For the first time, an Intel-based system has topped the Green500 list, an achievement made possible through the use of the new Intel Xeon Phi
co-processor launched this week at SC12.
Green500 was established in 2007 and ranks high performance computers in terms of energy efficiency: performance per watt.
The latest Green500 List was released today (http://www.green500.org/lists/green201211) and the top spots on the list have been taken over by machines that combine commodity processors with coprocessors or graphics processing units (GPUs) to form heterogeneous high-performance computing systems.
The record-breaking computer, called Beacon, belongs to the National Institute for Computational Sciences (NICS). NICS is a well-known center in high-performance computing, established in partnership with the University of Tennessee and Oakridge National Lab (ORNL). The system achieves 2.5 billion floating point operations per section for each Watt of power consumed (2.5 Gigaflops/W).
Employing Intel's Sandy Bridge series of Xeon central processing units (CPUs) and four of Intel's Xeon Phi coprocessors per node Beacon achieved a peak 112,200 gigaflops of performance running the LINPACK benchmark while consuming only 44.89 kW of power.
The Intel Xeon Phi--"Knights Corner"-- is a 22nm multicore coprocessor featuring the world's first 3D Tri-Gate transistors. Like its GPU counterparts, the Intel Xeon Phi resides on a PCI Express board that plugs into a machine's expansion slots. However, unlike its GPU-based cousins, the Xeon Phi architecture provides a more tightly coupled instruction path for developers and delivers better energy efficiency.
Rounding out the top five systems are three other machines using GPU accelerators combined with traditional AMD or Intel CPUs.
"Metaphorically, think of CPU-GPU systems operating like the human brain, where the CPU could be viewed as the left brain and the GPU as the right brain," says Dr. Wu Feng, founder of the Green500 List. "Each side of the brain is suited to process different types of tasks." In second place is the SANAM system from the King Abdulaziz City for Science and Technology, an Intel CPU system that uses AMD's new FirePro S10000 GPU accelerators, and in third and fourth are the Titan and Todi systems by Cray that employ AMD Opteron CPUs and nVIDIA Tesla K20 GPU accelerators. In number five is the previous Green500 List number one system, IBM's Blue Gene/Q that uses PowerPC BQC CPUs. All of these systems are over two gigaflops per watt.

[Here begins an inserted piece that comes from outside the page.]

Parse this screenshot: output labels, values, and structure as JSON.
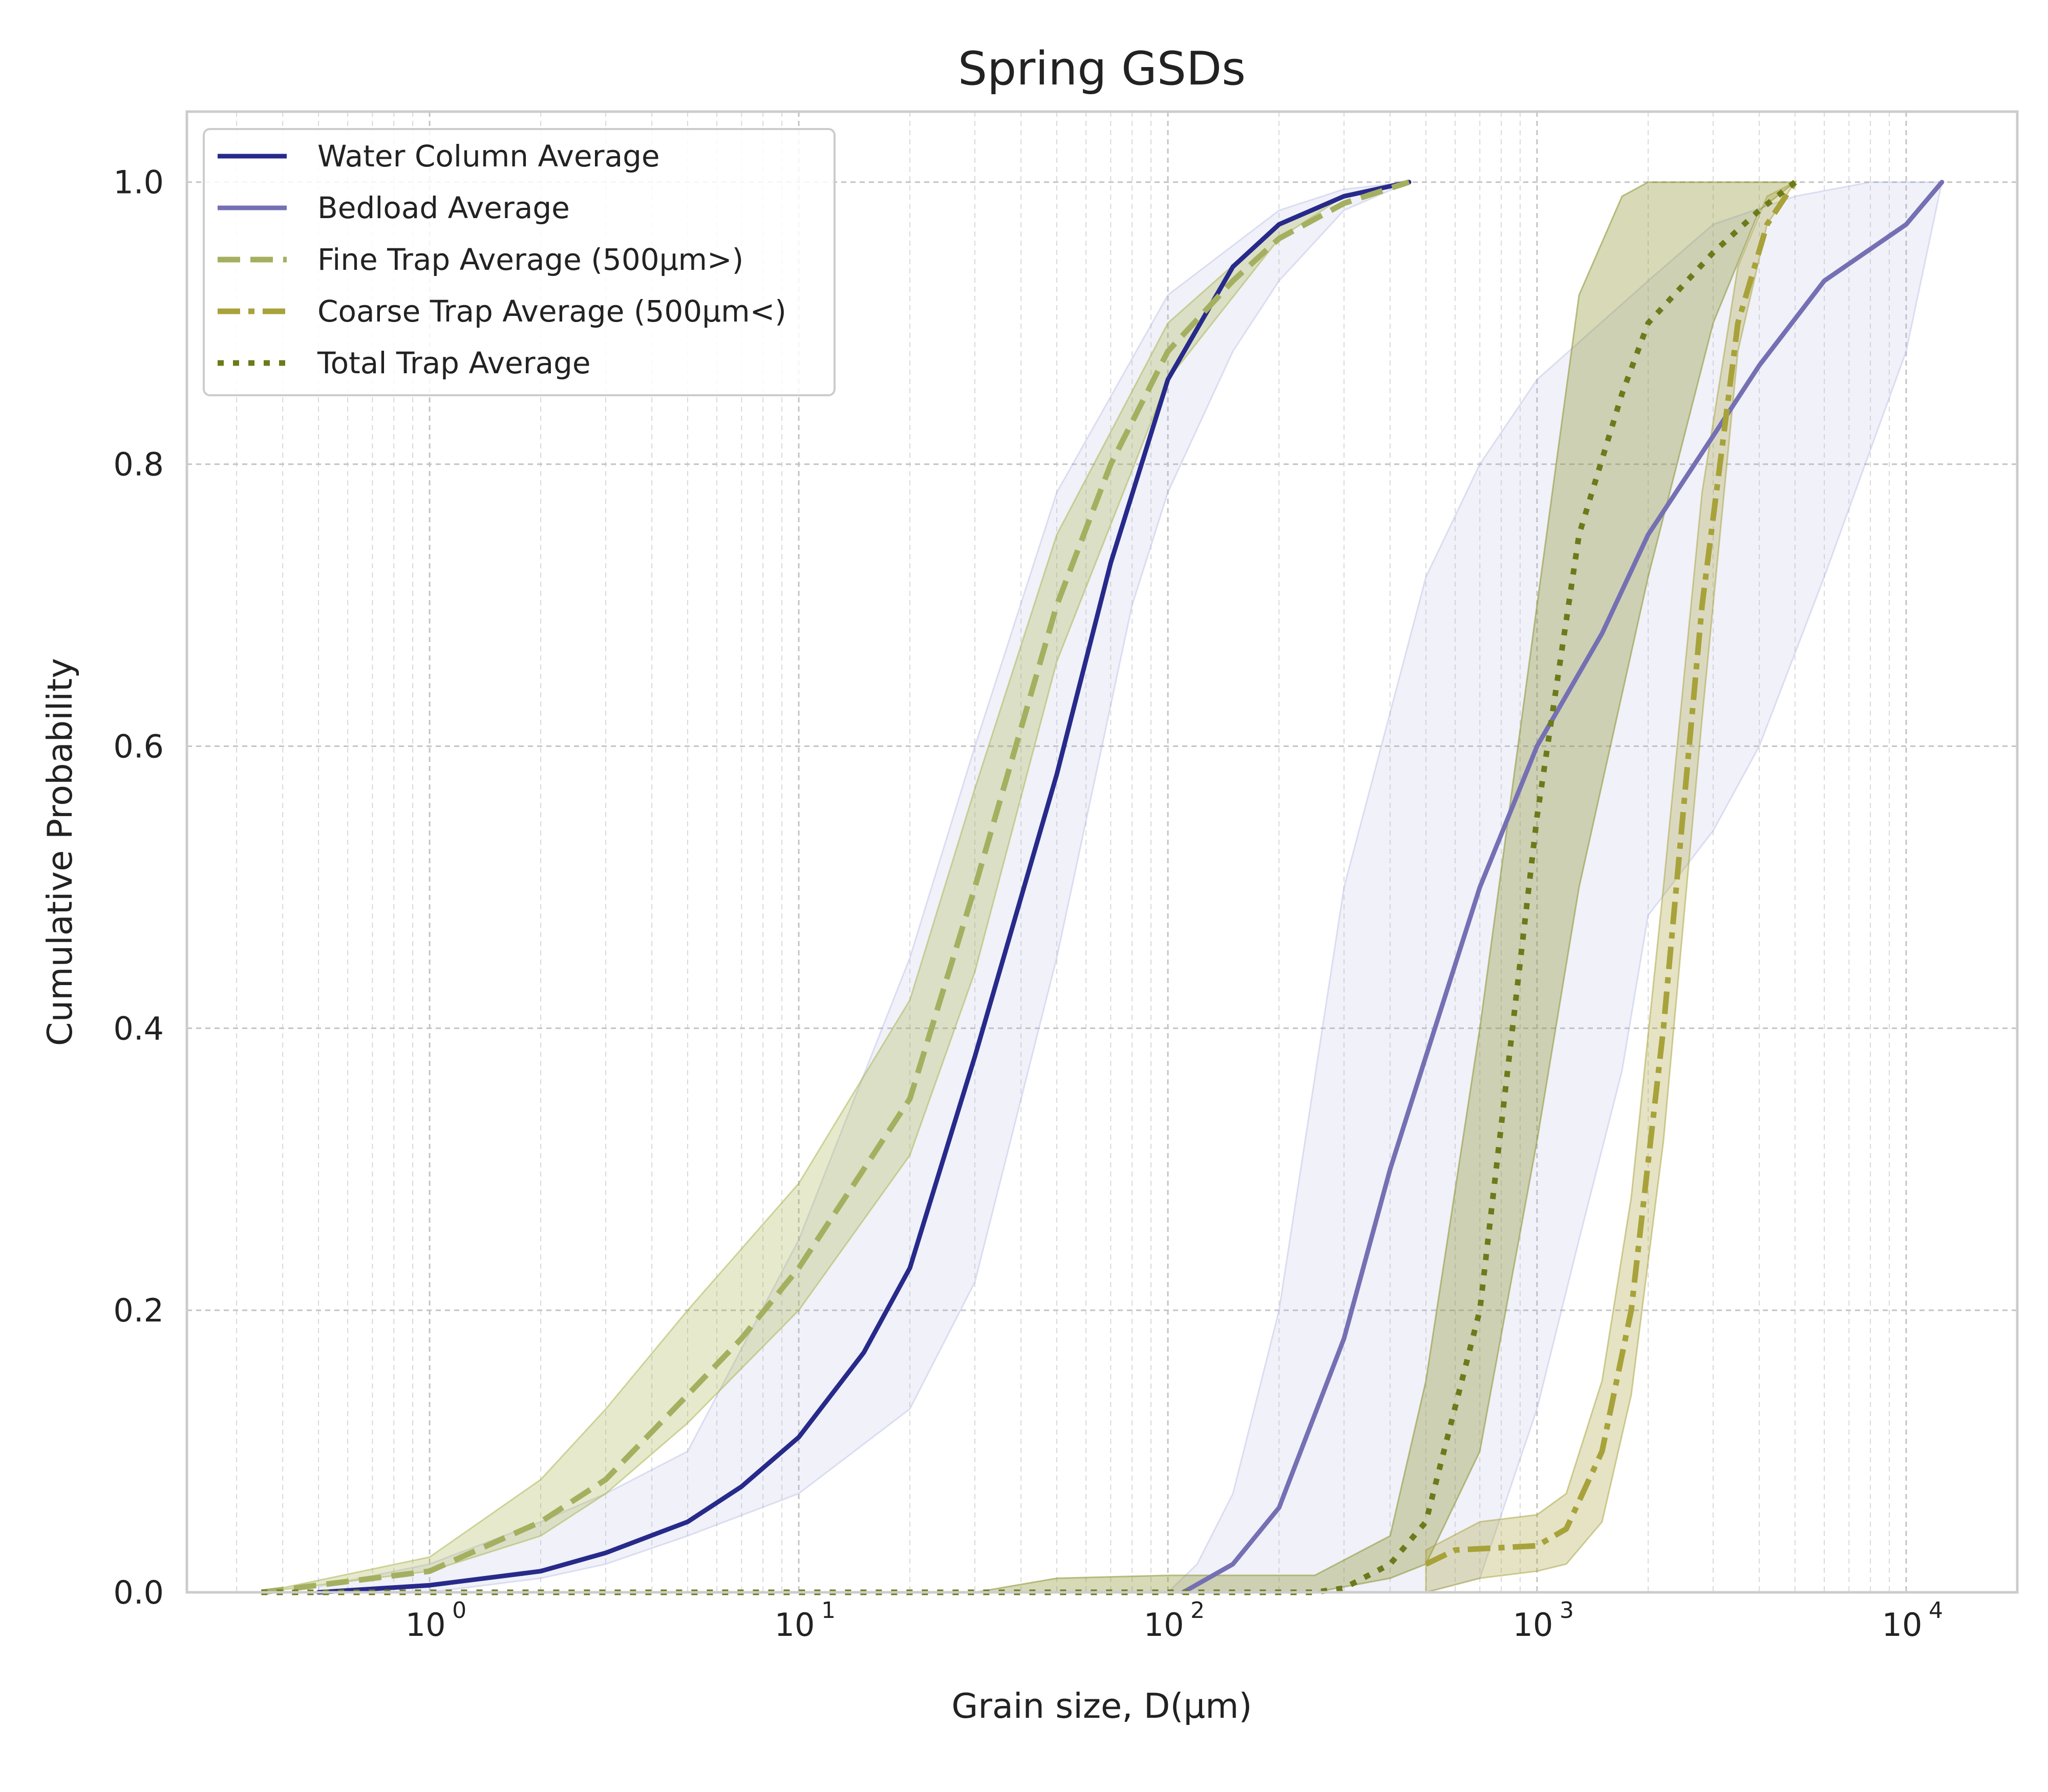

Overall, the performance of machines in the Green500 List has increased at a higher rate compared to power consumption. "That's why the machines' efficiencies are going up," says Feng. "We are more performance for the same amount of power." For machines based on commodity components--machines built with off-the-shelf components-- coprocessors and GPUs are attributing a great deal to the efficiency gains. So much so that they are keeping pace and in the latest list even outpacing purpose built systems like IBM's Blue Gene/Q. "Power consumption is still going up," says Wu, and that is still a concern.